Charlie. Very. I’ve thought of thuggethting that we open a window.

Agnes. Oh, I’m so afraid of drafts. Did you see where I left my fan?

Charlie. No,—unleth you left it down thairth in the library.

Agnes. Won’t you see if I did?

Charlie (going up l. b.). With the greateth of pleathure.

Agnes. And, Mr. Newbank, (Charlie turns) don’t tell Mr. Van Tromp I’m here. [Reg. appears at b. d.

Charlie. I’ll tell any lie thooner. (Turns.) Ah!! (Politely.) Mither Van Tromp, Mith Wortley ith fatigued and wanth to retht a little.

Reg. Aw! Then she shows gweat good sense in sending you away.

Charlie (angrily). Thir, you thouldn’t inflict your thothiety on a lady who hath juth been athking me how to get rid of you.

Reg. (coolly). I hope you told her it was by keeping you about her.

Charlie. If thatth the cathe, I’ll be back very thoon.

[Exits b. d.

Reg. Aw, I’m deucid sowy that boah Newbank has tired you, Miss Wortley. You weally should not be so awfully good natured, don’tcher know.

Agnes. Oh, we have to be, and he’s no worse than a lot of others.

Reg. I jolly wish, you know, that I could save you fwom it.

Agnes. Don’t you think it warm here?

Reg. Weally, but it is, pon honour.

Agnes. And I’m so thirsty. Would it trouble you too much to get me a glass of water?

Reg. (rising and going up l.). Chawmed, I assure you.

Charlie appears b. d. and they run into each other.

Reg. Aw, I thought you were going to allow Miss Wortley a little west.

Charlie. Thatth why I wath coming back. I didn’t think the would thend you away.

Reg. I’ll be back soon, deah boy.

[Exits b. d.

Charlie. I’m thorry, Mith Wortley, but your fan ith not in the library.

Agnes (aside). Tell me something I don’t know. (Aloud.) Have the rest of the men finished their cigars?

Charlie. Yeth.

Agnes. I suppose I ought to go down.

[Rises.

Charlie. Yeth, we’ll go together, and tho ethcape Van Tromp.

Agnes (aside). What a pity some glue company can’t buy those two and melt them down into mucilage! (Aloud.) Yes, but first won’t you see if I didn’t leave my fan on the piano in the music-room?

Charlie. Why, thertainly.

[Starts up to b. d.

Agnes (aside). While you’re gone I’ll get into my domino, and if you catch me afterwards, it’s my fault.

[Exit Charlie. Loud exclamation outside.

Charlie (outside). You donkey, you ran into me on purpoth, and thpilled that water on me.

Agnes. Do for once temper the wind to the shorn lamb!

[Looks around room helplessly, and then rushes to bay window and hides.

Reg. (outside). I beg pawdon, but it was you who wan into me. Cawnt cher see where you are going?

Reg. appears b. d. with a glass containing very little water, wiping his coat sleeve with handkerchief, and looking angrily after Charlie.

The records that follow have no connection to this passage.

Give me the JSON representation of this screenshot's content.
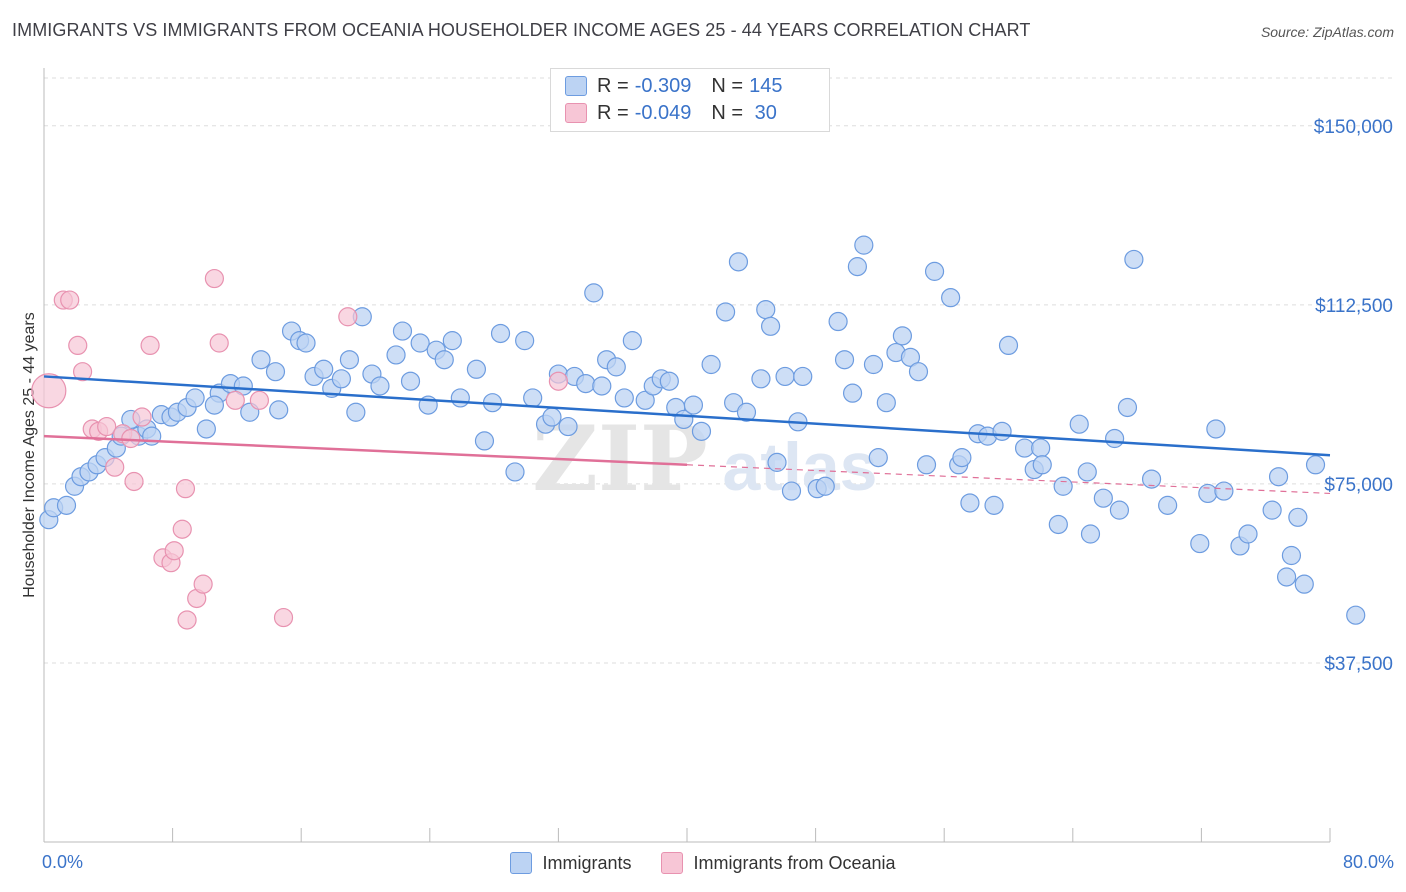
{
  "title": "IMMIGRANTS VS IMMIGRANTS FROM OCEANIA HOUSEHOLDER INCOME AGES 25 - 44 YEARS CORRELATION CHART",
  "source": "Source: ZipAtlas.com",
  "legend": {
    "rows": [
      {
        "r_label": "R = ",
        "r_value": "-0.309",
        "n_label": "N = ",
        "n_value": "145",
        "color": "#aac8f0",
        "border": "#6d9ce0"
      },
      {
        "r_label": "R = ",
        "r_value": "-0.049",
        "n_label": "N = ",
        "n_value": " 30",
        "color": "#f7bcd0",
        "border": "#e892b0"
      }
    ]
  },
  "bottom_legend": [
    "Immigrants",
    "Immigrants from Oceania"
  ],
  "colors": {
    "blue": "#6d9ce0",
    "blue_fill": "#bcd3f3",
    "pink": "#e892b0",
    "pink_fill": "#f7c6d6",
    "blue_line": "#2a6fcb",
    "pink_line": "#e07098",
    "tick_label": "#3a73c9",
    "grid": "#dddddd"
  },
  "watermark": {
    "zip": "ZIP",
    "atlas": "atlas"
  },
  "chart_data": {
    "type": "scatter",
    "xlabel": "",
    "ylabel": "Householder Income Ages 25 - 44 years",
    "x_tick_labels": [
      "0.0%",
      "80.0%"
    ],
    "y_tick_labels": [
      "$150,000",
      "$112,500",
      "$75,000",
      "$37,500"
    ],
    "y_ticks": [
      150000,
      112500,
      75000,
      37500
    ],
    "xlim": [
      0,
      80
    ],
    "ylim": [
      0,
      160000
    ],
    "grid": true,
    "series": [
      {
        "name": "Immigrants",
        "trend": {
          "x": [
            0,
            80
          ],
          "y": [
            97500,
            81000
          ]
        },
        "points": [
          [
            0.3,
            67500
          ],
          [
            0.6,
            70000
          ],
          [
            1.4,
            70500
          ],
          [
            1.9,
            74500
          ],
          [
            2.3,
            76500
          ],
          [
            2.8,
            77500
          ],
          [
            3.3,
            79000
          ],
          [
            3.8,
            80500
          ],
          [
            4.5,
            82500
          ],
          [
            4.8,
            85000
          ],
          [
            5.4,
            88500
          ],
          [
            5.9,
            85000
          ],
          [
            6.4,
            86500
          ],
          [
            6.7,
            85000
          ],
          [
            7.3,
            89500
          ],
          [
            7.9,
            89000
          ],
          [
            8.3,
            90000
          ],
          [
            8.9,
            91000
          ],
          [
            9.4,
            93000
          ],
          [
            10.1,
            86500
          ],
          [
            10.9,
            94000
          ],
          [
            10.6,
            91500
          ],
          [
            11.6,
            96000
          ],
          [
            12.4,
            95500
          ],
          [
            12.8,
            90000
          ],
          [
            13.5,
            101000
          ],
          [
            14.4,
            98500
          ],
          [
            14.6,
            90500
          ],
          [
            15.4,
            107000
          ],
          [
            15.9,
            105000
          ],
          [
            16.3,
            104500
          ],
          [
            16.8,
            97500
          ],
          [
            17.4,
            99000
          ],
          [
            17.9,
            95000
          ],
          [
            18.5,
            97000
          ],
          [
            19.0,
            101000
          ],
          [
            19.4,
            90000
          ],
          [
            19.8,
            110000
          ],
          [
            20.4,
            98000
          ],
          [
            20.9,
            95500
          ],
          [
            21.9,
            102000
          ],
          [
            22.3,
            107000
          ],
          [
            22.8,
            96500
          ],
          [
            23.4,
            104500
          ],
          [
            23.9,
            91500
          ],
          [
            24.4,
            103000
          ],
          [
            24.9,
            101000
          ],
          [
            25.4,
            105000
          ],
          [
            25.9,
            93000
          ],
          [
            26.9,
            99000
          ],
          [
            27.4,
            84000
          ],
          [
            27.9,
            92000
          ],
          [
            28.4,
            106500
          ],
          [
            29.3,
            77500
          ],
          [
            29.9,
            105000
          ],
          [
            30.4,
            93000
          ],
          [
            31.2,
            87500
          ],
          [
            31.6,
            89000
          ],
          [
            32.0,
            98000
          ],
          [
            32.6,
            87000
          ],
          [
            33.0,
            97500
          ],
          [
            33.7,
            96000
          ],
          [
            34.2,
            115000
          ],
          [
            35.0,
            101000
          ],
          [
            34.7,
            95500
          ],
          [
            35.6,
            99500
          ],
          [
            36.1,
            93000
          ],
          [
            36.6,
            105000
          ],
          [
            37.4,
            92500
          ],
          [
            37.9,
            95500
          ],
          [
            38.4,
            97000
          ],
          [
            38.9,
            96500
          ],
          [
            39.3,
            91000
          ],
          [
            39.8,
            88500
          ],
          [
            40.4,
            91500
          ],
          [
            40.9,
            86000
          ],
          [
            41.5,
            100000
          ],
          [
            42.4,
            111000
          ],
          [
            42.9,
            92000
          ],
          [
            43.2,
            121500
          ],
          [
            43.7,
            90000
          ],
          [
            44.6,
            97000
          ],
          [
            44.9,
            111500
          ],
          [
            45.2,
            108000
          ],
          [
            45.6,
            79500
          ],
          [
            46.1,
            97500
          ],
          [
            46.5,
            73500
          ],
          [
            46.9,
            88000
          ],
          [
            47.2,
            97500
          ],
          [
            48.1,
            74000
          ],
          [
            48.6,
            74500
          ],
          [
            49.4,
            109000
          ],
          [
            49.8,
            101000
          ],
          [
            50.3,
            94000
          ],
          [
            50.6,
            120500
          ],
          [
            51.0,
            125000
          ],
          [
            51.6,
            100000
          ],
          [
            51.9,
            80500
          ],
          [
            52.4,
            92000
          ],
          [
            53.0,
            102500
          ],
          [
            53.4,
            106000
          ],
          [
            53.9,
            101500
          ],
          [
            54.4,
            98500
          ],
          [
            54.9,
            79000
          ],
          [
            55.4,
            119500
          ],
          [
            56.4,
            114000
          ],
          [
            56.9,
            79000
          ],
          [
            57.1,
            80500
          ],
          [
            57.6,
            71000
          ],
          [
            58.1,
            85500
          ],
          [
            58.7,
            85000
          ],
          [
            59.1,
            70500
          ],
          [
            59.6,
            86000
          ],
          [
            60.0,
            104000
          ],
          [
            61.0,
            82500
          ],
          [
            61.6,
            78000
          ],
          [
            62.0,
            82500
          ],
          [
            62.1,
            79000
          ],
          [
            63.1,
            66500
          ],
          [
            63.4,
            74500
          ],
          [
            64.4,
            87500
          ],
          [
            64.9,
            77500
          ],
          [
            65.1,
            64500
          ],
          [
            65.9,
            72000
          ],
          [
            66.6,
            84500
          ],
          [
            66.9,
            69500
          ],
          [
            67.4,
            91000
          ],
          [
            67.8,
            122000
          ],
          [
            68.9,
            76000
          ],
          [
            69.9,
            70500
          ],
          [
            71.9,
            62500
          ],
          [
            72.4,
            73000
          ],
          [
            72.9,
            86500
          ],
          [
            73.4,
            73500
          ],
          [
            74.4,
            62000
          ],
          [
            74.9,
            64500
          ],
          [
            76.4,
            69500
          ],
          [
            76.8,
            76500
          ],
          [
            77.3,
            55500
          ],
          [
            77.6,
            60000
          ],
          [
            78.0,
            68000
          ],
          [
            78.4,
            54000
          ],
          [
            79.1,
            79000
          ],
          [
            81.6,
            47500
          ]
        ]
      },
      {
        "name": "Immigrants from Oceania",
        "trend": {
          "x": [
            0,
            40
          ],
          "y": [
            85000,
            79000
          ]
        },
        "trend_dashed": {
          "x": [
            40,
            80
          ],
          "y": [
            79000,
            73000
          ]
        },
        "points": [
          [
            0.3,
            94500
          ],
          [
            1.2,
            113500
          ],
          [
            1.6,
            113500
          ],
          [
            2.4,
            98500
          ],
          [
            2.1,
            104000
          ],
          [
            3.0,
            86500
          ],
          [
            3.4,
            86000
          ],
          [
            3.9,
            87000
          ],
          [
            4.4,
            78500
          ],
          [
            4.9,
            85500
          ],
          [
            5.4,
            84500
          ],
          [
            5.6,
            75500
          ],
          [
            6.1,
            89000
          ],
          [
            6.6,
            104000
          ],
          [
            7.4,
            59500
          ],
          [
            7.9,
            58500
          ],
          [
            8.1,
            61000
          ],
          [
            8.6,
            65500
          ],
          [
            8.8,
            74000
          ],
          [
            8.9,
            46500
          ],
          [
            9.5,
            51000
          ],
          [
            9.9,
            54000
          ],
          [
            10.6,
            118000
          ],
          [
            10.9,
            104500
          ],
          [
            11.9,
            92500
          ],
          [
            13.4,
            92500
          ],
          [
            14.9,
            47000
          ],
          [
            18.9,
            110000
          ],
          [
            32.0,
            96500
          ]
        ]
      }
    ]
  }
}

Reg. I’m deucid sowy, Miss Wortley, but that clumsy fool has spilled most of the water (coming down). One can always tell the nouveaux wiche by their gaucherwies. (Finds chair empty—starts, and looks round room.) Pon honour, if he hasn’t dwiven her away!

[Stands looking about.
Charlie appears at b. d.

Charlie. I met your maid, Mith Wortley, and the thaid your fan wath in your room, (coming down r.) and that the’ll get it. (Discovers Agnes’ absence.) Now then, I hope you are thatithfied with having driven her away.

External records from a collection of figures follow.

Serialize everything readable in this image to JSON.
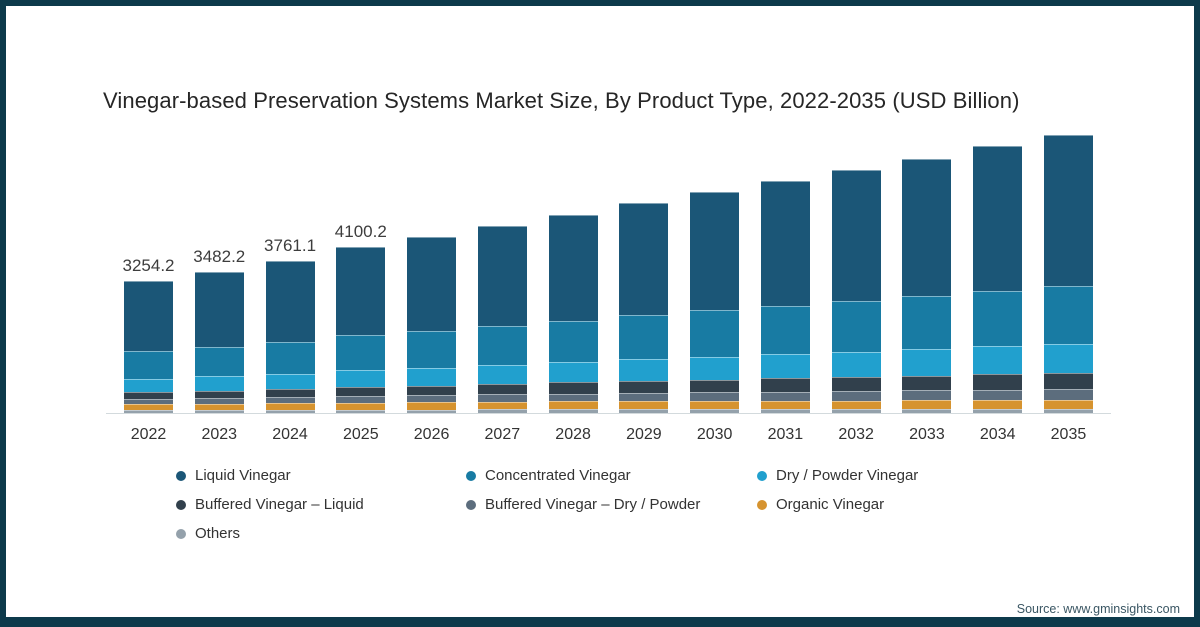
{
  "frame": {
    "border_color": "#0d3a4b",
    "background": "#ffffff"
  },
  "title": "Vinegar-based Preservation Systems Market Size, By Product Type, 2022-2035 (USD Billion)",
  "source": "Source: www.gminsights.com",
  "chart_data": {
    "type": "bar",
    "stacked": true,
    "title": "Vinegar-based Preservation Systems Market Size, By Product Type, 2022-2035 (USD Billion)",
    "unit": "USD Billion",
    "categories": [
      "2022",
      "2023",
      "2024",
      "2025",
      "2026",
      "2027",
      "2028",
      "2029",
      "2030",
      "2031",
      "2032",
      "2033",
      "2034",
      "2035"
    ],
    "series": [
      {
        "name": "Liquid Vinegar",
        "color": "#1b5677",
        "values": [
          1710,
          1835,
          1985,
          2170,
          2300,
          2445,
          2600,
          2760,
          2915,
          3070,
          3220,
          3370,
          3540,
          3700
        ]
      },
      {
        "name": "Concentrated Vinegar",
        "color": "#187ba3",
        "values": [
          680,
          725,
          785,
          855,
          905,
          960,
          1015,
          1075,
          1135,
          1190,
          1245,
          1300,
          1360,
          1420
        ]
      },
      {
        "name": "Dry / Powder Vinegar",
        "color": "#21a0ce",
        "values": [
          325,
          350,
          380,
          415,
          440,
          470,
          500,
          530,
          565,
          595,
          625,
          655,
          690,
          720
        ]
      },
      {
        "name": "Buffered Vinegar – Liquid",
        "color": "#31404c",
        "values": [
          175,
          190,
          205,
          225,
          240,
          255,
          275,
          290,
          310,
          325,
          345,
          360,
          380,
          400
        ]
      },
      {
        "name": "Buffered Vinegar – Dry / Powder",
        "color": "#5c6d7d",
        "values": [
          125,
          135,
          145,
          160,
          170,
          180,
          190,
          205,
          215,
          225,
          240,
          250,
          265,
          275
        ]
      },
      {
        "name": "Organic Vinegar",
        "color": "#d6932f",
        "values": [
          150,
          155,
          160,
          170,
          175,
          185,
          190,
          190,
          195,
          195,
          200,
          200,
          200,
          200
        ]
      },
      {
        "name": "Others",
        "color": "#94a1ab",
        "values": [
          89.2,
          92.2,
          101.1,
          105.2,
          110,
          115,
          120,
          130,
          125,
          130,
          125,
          135,
          135,
          135
        ]
      }
    ],
    "totals": [
      3254.2,
      3482.2,
      3761.1,
      4100.2,
      4340,
      4610,
      4890,
      5180,
      5460,
      5730,
      6000,
      6270,
      6570,
      6850
    ],
    "bar_labels": [
      "3254.2",
      "3482.2",
      "3761.1",
      "4100.2",
      "",
      "",
      "",
      "",
      "",
      "",
      "",
      "",
      "",
      ""
    ],
    "stack_order": "series listed top-to-bottom; Others at bottom of each bar",
    "ylim": [
      0,
      7020
    ],
    "gridlines": false,
    "legend_position": "bottom",
    "legend_columns": 3
  }
}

Reg. Oh, I dwove her away, did I?

Charlie. Yeth.

Reg. (laughing). That is wich!

Charlie. Well, thath more than you are!

Reg. Cholly Newbank, you get worse form everwy day.

Enter Polly with fan l. d.

Polly. Here is the fan, Mr. Newbank.

Charlie (taking fan). Can you tell me where Mith Wortley ith?

Polly (starting to go). No, sir.

Stuart appears in b. d. and stands and listens.

Charlie. One moment, girl. (To Reg.) Mither Van Tromp, will you oblige me by leaving the room?

Reg. By Jove! The bwass of the man would start a foundwy.

[Sits chair l. with emphasis.

Charlie. Thir, in the future I thall refuth to recognith you.

Reg. Thanks, awfully.

Charlie (taking bank-note from pocket). Girl, do you thee thith?

Polly. Oh, yes, sir.

Charlie. What ith Mith Wortleyth domino like?

Polly. Oh, indeed, sir, I don’t dare to tell you.

Charlie. Nonthenth! The’ll never know who told. You might ath well make five dollarth.

Polly. But Mr. Van Tromp might tell.

Reg. (with extreme dignity). Mr. Van Tromp is too much of a gentleman to either bwibe or tell tales.

Charlie. But he’ll lithen all the thame!

Polly (fearfully). She’s going to wear a white silk one with cardinal ribbons, and a black lace veil.